The Guardian writers, though, have rarely been working journalists as such. There’s even a hint of Boot in their eccentricities, often as interesting and entertaining as the nature they cover. On a rare gathering in London, one of the correspondents was reported to have arrived with a luggage label attached to his duffle coat. On it was written his name and home address in Wales just in case he got lost in the metropolis.
In contrast, my predecessor at the Mercury, Michael Sharland, was very much a journalist, writing his nature notes under the name of the “Peregrine” for 60 years before retiring in the 1980s. In all that time, Sharland missed only three editions, and that was because he was preoccupied with war himself, serving with the Australian forces in Papua New Guinea in World War Two.
The nature column has always had its place in newspapers. It might have gone out of fashion in recent years, as newspapers themselves have in the age of television and later the internet, but it is now making a comeback. So much so that the Guardian is printing each week columns going back 100 years, revealing that the connection between nature scribes and war pre-dates Evelyn Waugh. One column published in April 23, 2017, gave an account of events on the Somme a century previously, with the headline “Birds on the battlefield”.

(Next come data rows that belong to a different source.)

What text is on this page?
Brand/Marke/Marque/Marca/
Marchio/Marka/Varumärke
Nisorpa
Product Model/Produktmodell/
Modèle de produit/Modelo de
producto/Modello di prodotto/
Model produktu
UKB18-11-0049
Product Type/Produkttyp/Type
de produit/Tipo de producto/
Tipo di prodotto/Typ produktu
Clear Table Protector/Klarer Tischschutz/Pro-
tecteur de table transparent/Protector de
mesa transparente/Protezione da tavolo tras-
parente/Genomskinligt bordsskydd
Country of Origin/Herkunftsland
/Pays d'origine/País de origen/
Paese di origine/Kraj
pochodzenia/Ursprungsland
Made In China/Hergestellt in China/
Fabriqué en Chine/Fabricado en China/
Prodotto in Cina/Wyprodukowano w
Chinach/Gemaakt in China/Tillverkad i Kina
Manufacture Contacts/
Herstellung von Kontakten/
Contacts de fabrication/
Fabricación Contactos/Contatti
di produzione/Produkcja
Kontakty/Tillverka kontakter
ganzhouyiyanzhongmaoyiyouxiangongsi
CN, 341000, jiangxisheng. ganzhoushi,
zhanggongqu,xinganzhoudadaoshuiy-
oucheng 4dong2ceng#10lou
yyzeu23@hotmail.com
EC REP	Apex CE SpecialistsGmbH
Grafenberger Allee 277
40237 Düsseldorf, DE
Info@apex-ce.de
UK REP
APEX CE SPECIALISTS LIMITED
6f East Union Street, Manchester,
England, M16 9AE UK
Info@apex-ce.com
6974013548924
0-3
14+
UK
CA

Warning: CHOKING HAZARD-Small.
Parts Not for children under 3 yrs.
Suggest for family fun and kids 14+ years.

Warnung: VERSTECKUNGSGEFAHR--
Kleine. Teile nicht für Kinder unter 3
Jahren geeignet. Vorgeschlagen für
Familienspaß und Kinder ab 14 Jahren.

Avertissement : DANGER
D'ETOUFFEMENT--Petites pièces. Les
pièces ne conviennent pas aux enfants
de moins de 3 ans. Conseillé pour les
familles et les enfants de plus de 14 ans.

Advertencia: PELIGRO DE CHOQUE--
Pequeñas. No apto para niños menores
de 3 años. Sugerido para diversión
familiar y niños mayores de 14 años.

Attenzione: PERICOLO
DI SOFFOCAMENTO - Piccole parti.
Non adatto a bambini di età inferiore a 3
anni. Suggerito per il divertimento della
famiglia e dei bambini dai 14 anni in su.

The battlefield aside, if there has been a constant theme in nature writing over the past century it is the shrinking habitats available to wildlife, and thus declines in populations. Ironically, the same can be said of the nature writer, who has found competition for shrinking column space. But like birds fighting to defend territories, the nature writers have held their own, patrolling what I consider the world’s most important front line, between nature on the retreat and the advance of humankind.
In more modern times the nature of nature writing itself has slowly evolved into another genre. We now have what is termed new nature writing, following in the tradition of new journalism which puts the writer in the story, instead of he or she merely sitting back and observing.
There is room, though, for both genres, and I find myself straying out of the “On the Wing” format to the other from time to time.
When I met the real Boot, I soon discovered he was not a bit like the character lampooned by Waugh in the late 1930s. All the same, as a naïve but enthusiastic 22-year-old setting out on his first assignment by equipping himself with 270 kilograms of luggage for travel to foreign parts at a colonial outfitters in the British capital, Deedes caught Waugh’s attention, and imagination.
Bill Deedes was now a grand old man – who had taken time out from journalism to serve in Winston Churchill’s War Cabinet during WWII – and I felt it inappropriate to mention Boot.
Not so the people I come across these days, even in far-flung Tasmania, so far from the Fleet Street where Scoop was set and where I once worked as a wordsmith myself.
My latest Boot episode came on a day when I was being a little more intrepid than usual. I had escaped my suburban environment to travel to Tasmania’s south-west wilderness in search of the rarest wild bird in the world, the orange-bellied parrot.
At that moment I was ecstatic, ticking off the bird at last after searching for it over several winters the hard way – unsuccessfully hunting for the tiny parrot in its wintering grounds on the mainland.
As I waited on the remote quartzite runway at Melaleuca for the flight back to Hobart, a reader of the Mercury recognised me, saying: “You don’t look a bit like Boot!”
I wasn’t so sure. My thoughts were still with the parrot and the journalist inside me wanted to cry out “scoop” in celebration at finally seeing the bird.